A great way in is a book called How to Live: A Life of Montaigne, which I discuss in this thread: Wonderful, wise book - How to Live: Or a Life of Montaigne... - Cafe Society - Straight Dope Message Board
Meditations by Marcus Aurelius, Walden By Thoreau, Tao Te Ching, and almost everything by Heinlein, Pratchett and A.A Milne.
Richard Bach: “Illusions - The adventures of a reluctant Messiah”
When I need inspiration, I usually read books that most people call depressing. It’s kind of cathartic, I guess.
Besides anything by Stephen R Donaldson, I often fall back on Armorby John Steakley (think Starship Troopers with more nihilism and less politics).
Not so much recently, but back in the day I was never far from my copy of Kernighan & Ritchie.
The king of one-liners, Maxims of François de La Rochefoucauld.
Then you’ll also want to read How I Found Freedom in an Unfree World by Harry Browne, which I think came out some years earlier.
Robert Ringer had first published a book called Winning Through Intimidation which was a how-to-get-rich book that largely taught you how to be Donald Trump. Looking Out For #1 came out somewhat later, in which he largely repudiated everything he had written in his earlier book (at one point, even explicitly), but I thought the whole book was very much just a rip-off of Browne’s work.
ETA: I do, however, live my life to this day by the wisdom of Ringer’s “Iceball Theorem”: One hundred million years from now, when the Sun is burned out and the Earth is a frozen ice ball, none of this will matter.
On a similar note Zen to Go by Jon Winokur, which is just a short collection of quotes, some from Zen masters, others just Zen-like quotes by celebrities.
But Pirsig’s book is part of why I’ll eventually own a 60s Honda motorcycle.
I have read both of Ringer’s books several times, and haven’t got the idea that he had repudiated *anything *from his first one. Can you give a quote?
There has been a copy of this on my nightstand since I was given one as a birthday present on my 9th birthday.
Another book that tends to put me back together when I’m flying apart is “A Girl of the Limberlost” by Gene Stratton-Porter.
I’ll third, or fourth or fifth Pratchett, especially the Granny Weatherwax and Tiffany Aching novels. His vision of witchcraft, which has nothing to do with spells, incantations, or dancin’ about without yer drawers, is instead about First Sight (seeing what’s really there), Third Thoughts (thinking about what you’re thinking, and, crucially, why), and, most importantly, doing for them as can’t do for themselves. Sometimes, the most magical thing you can do is scrub a floor.

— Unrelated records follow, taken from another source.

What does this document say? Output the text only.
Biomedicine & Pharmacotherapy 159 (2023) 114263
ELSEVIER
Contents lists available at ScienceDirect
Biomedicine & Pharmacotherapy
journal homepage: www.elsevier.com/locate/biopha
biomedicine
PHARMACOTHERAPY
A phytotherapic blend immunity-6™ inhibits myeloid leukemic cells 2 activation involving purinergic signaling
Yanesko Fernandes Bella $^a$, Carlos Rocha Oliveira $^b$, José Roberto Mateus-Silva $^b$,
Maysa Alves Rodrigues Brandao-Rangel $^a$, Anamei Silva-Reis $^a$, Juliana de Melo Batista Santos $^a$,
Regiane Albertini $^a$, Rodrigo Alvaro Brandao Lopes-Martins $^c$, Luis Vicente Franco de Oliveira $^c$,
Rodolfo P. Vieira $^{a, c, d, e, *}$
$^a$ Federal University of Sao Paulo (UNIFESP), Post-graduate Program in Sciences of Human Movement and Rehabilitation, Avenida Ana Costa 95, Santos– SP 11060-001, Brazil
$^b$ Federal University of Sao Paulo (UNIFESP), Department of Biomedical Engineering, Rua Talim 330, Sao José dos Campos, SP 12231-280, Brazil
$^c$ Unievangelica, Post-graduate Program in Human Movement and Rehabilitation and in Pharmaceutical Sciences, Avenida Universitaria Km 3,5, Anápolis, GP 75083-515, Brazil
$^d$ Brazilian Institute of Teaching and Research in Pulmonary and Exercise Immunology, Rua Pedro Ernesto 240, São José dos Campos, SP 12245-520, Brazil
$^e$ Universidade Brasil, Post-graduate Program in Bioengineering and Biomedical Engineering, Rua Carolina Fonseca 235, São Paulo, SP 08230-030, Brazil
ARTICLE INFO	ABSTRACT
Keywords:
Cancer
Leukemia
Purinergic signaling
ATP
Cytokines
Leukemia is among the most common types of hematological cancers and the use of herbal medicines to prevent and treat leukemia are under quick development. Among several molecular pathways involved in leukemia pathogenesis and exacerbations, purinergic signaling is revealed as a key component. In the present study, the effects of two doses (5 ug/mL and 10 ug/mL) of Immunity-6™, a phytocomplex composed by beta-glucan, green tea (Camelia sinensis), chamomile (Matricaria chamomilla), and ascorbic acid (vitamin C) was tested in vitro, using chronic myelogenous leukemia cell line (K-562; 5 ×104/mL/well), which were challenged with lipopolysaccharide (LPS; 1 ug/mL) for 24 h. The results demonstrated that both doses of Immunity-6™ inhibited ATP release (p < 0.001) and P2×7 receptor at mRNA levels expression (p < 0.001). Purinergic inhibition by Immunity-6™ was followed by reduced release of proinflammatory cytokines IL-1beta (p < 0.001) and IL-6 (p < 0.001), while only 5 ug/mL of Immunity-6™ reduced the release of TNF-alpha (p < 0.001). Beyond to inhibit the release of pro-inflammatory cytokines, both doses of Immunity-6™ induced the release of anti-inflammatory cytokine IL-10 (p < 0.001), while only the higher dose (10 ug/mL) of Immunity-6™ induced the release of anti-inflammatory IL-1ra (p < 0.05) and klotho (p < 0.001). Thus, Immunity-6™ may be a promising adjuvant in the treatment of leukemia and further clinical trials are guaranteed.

Pratchett’s tough-minded, warm-hearted humanism is the ideal to which I strive, and so often fail, to emulate.
Veering aside from the OP a bit, when I’m frazzled or anxious, I’ll watch YouTube videos of luthiers making violins, or cobblers making shoes, or hatters blocking hats. Watching a craftsman or -woman make something with her own hands is tremendously soothing and centering for me.
Sorry, I read those about 30 years ago when they were new-ish, so I don’t remember much in detail (except for the Iceball Theorem). That was definitely the impression that I remember coming away with. I do remember that, at one point, he explicitly wrote something along the lines of “You don’t need to intimidate everybody” or something like that.
Anybody else here remember these books enough to help us out here?
The Anatomy Of Melancholy.
When Ringer used the word Intimidate he didn’t mean being a bully or pushing people around. He meant it as in having all your ducks in a row. Knowing what you want and being prepared to go after it. Having all the paperwork done. Being able to walk away from a deal if it doesn’t suit your needs. Laying it all out, what you want and what the other person wants. Having both sides being happy with the deal.
If just one side is happy you’ve made money on that deal but you lose future deals with the unhappy person.
Catch-22 has been my “bible” for all my adult life.